Au pays du girl power et du groupe de filles complètement formaté, voir naître des artistes atypiques, qui en plus ont quelques tubes dans leurs poches, fait toujours son petit effet.
Eliza Doolittle est beaucoup moins ridicule que son nom. Comme Lilly Allen et beaucoup d'autres, elle s'impose en deux notes en affirmant un caractère fort et un sens inné de la ritournelle qui vient se coller directement dans votre mémoire.
A la manière d'une Duffy, d'une Adele ou d'une VV Brown, la jeune brune a visiblement beaucoup écouté de (bons) disques et connaît sa pop sur le bout des doigts. Comme ses aînées, la pop semble très naturelle chez elle.

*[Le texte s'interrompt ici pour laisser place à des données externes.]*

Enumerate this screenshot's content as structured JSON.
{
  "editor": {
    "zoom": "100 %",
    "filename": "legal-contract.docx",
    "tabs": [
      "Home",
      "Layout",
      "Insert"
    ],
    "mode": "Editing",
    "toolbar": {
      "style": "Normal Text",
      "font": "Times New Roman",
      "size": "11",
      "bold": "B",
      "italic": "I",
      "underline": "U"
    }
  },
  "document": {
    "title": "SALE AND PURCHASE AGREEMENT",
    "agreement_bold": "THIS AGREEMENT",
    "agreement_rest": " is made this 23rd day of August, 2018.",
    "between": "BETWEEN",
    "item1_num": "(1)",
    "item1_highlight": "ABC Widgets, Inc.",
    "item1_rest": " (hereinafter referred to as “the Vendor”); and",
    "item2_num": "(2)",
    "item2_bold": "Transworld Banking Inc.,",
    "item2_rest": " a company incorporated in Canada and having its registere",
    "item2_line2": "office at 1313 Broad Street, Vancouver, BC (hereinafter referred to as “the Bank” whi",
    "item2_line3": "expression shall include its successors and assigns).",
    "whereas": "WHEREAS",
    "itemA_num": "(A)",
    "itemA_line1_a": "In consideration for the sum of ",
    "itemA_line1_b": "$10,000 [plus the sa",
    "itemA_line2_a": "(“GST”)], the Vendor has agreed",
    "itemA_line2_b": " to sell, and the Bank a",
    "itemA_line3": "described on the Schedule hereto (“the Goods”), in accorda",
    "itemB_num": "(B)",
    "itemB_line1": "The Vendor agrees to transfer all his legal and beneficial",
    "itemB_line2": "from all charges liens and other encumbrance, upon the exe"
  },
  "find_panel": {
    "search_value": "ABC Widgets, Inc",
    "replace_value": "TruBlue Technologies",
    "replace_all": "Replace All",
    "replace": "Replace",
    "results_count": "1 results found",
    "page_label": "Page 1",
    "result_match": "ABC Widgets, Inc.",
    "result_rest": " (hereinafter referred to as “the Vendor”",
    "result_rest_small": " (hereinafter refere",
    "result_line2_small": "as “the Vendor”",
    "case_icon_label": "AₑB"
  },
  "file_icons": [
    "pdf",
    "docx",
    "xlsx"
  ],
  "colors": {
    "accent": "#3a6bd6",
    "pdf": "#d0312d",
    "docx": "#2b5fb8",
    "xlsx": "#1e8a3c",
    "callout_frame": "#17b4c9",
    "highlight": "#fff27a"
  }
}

A 21 ans, enfuie de Camden, elle se raconte sur des petits chansons écrites avec une verve plutôt dansante. Acidulées, ses chansons ont le mérite de ne pas être écoeurantes. Elle joue sur une voix joliment éraillée. Les mélodies balancent avec une allégresse assez rare finalement sur un disque. Eliza Doolittle, c'est la joie de vivre.
Son premier disque profite d'une naïveté bienvenue et d'une orchestration rieuse. Elle récite sa petite leçon de soul pop avec un grand sourire et une envie perceptible d'en découdre.
Comme sur sa pochette, tout cela est un peu foutraque, les couleurs réjouissent et réconcilient avec l'univers très académique de la pop.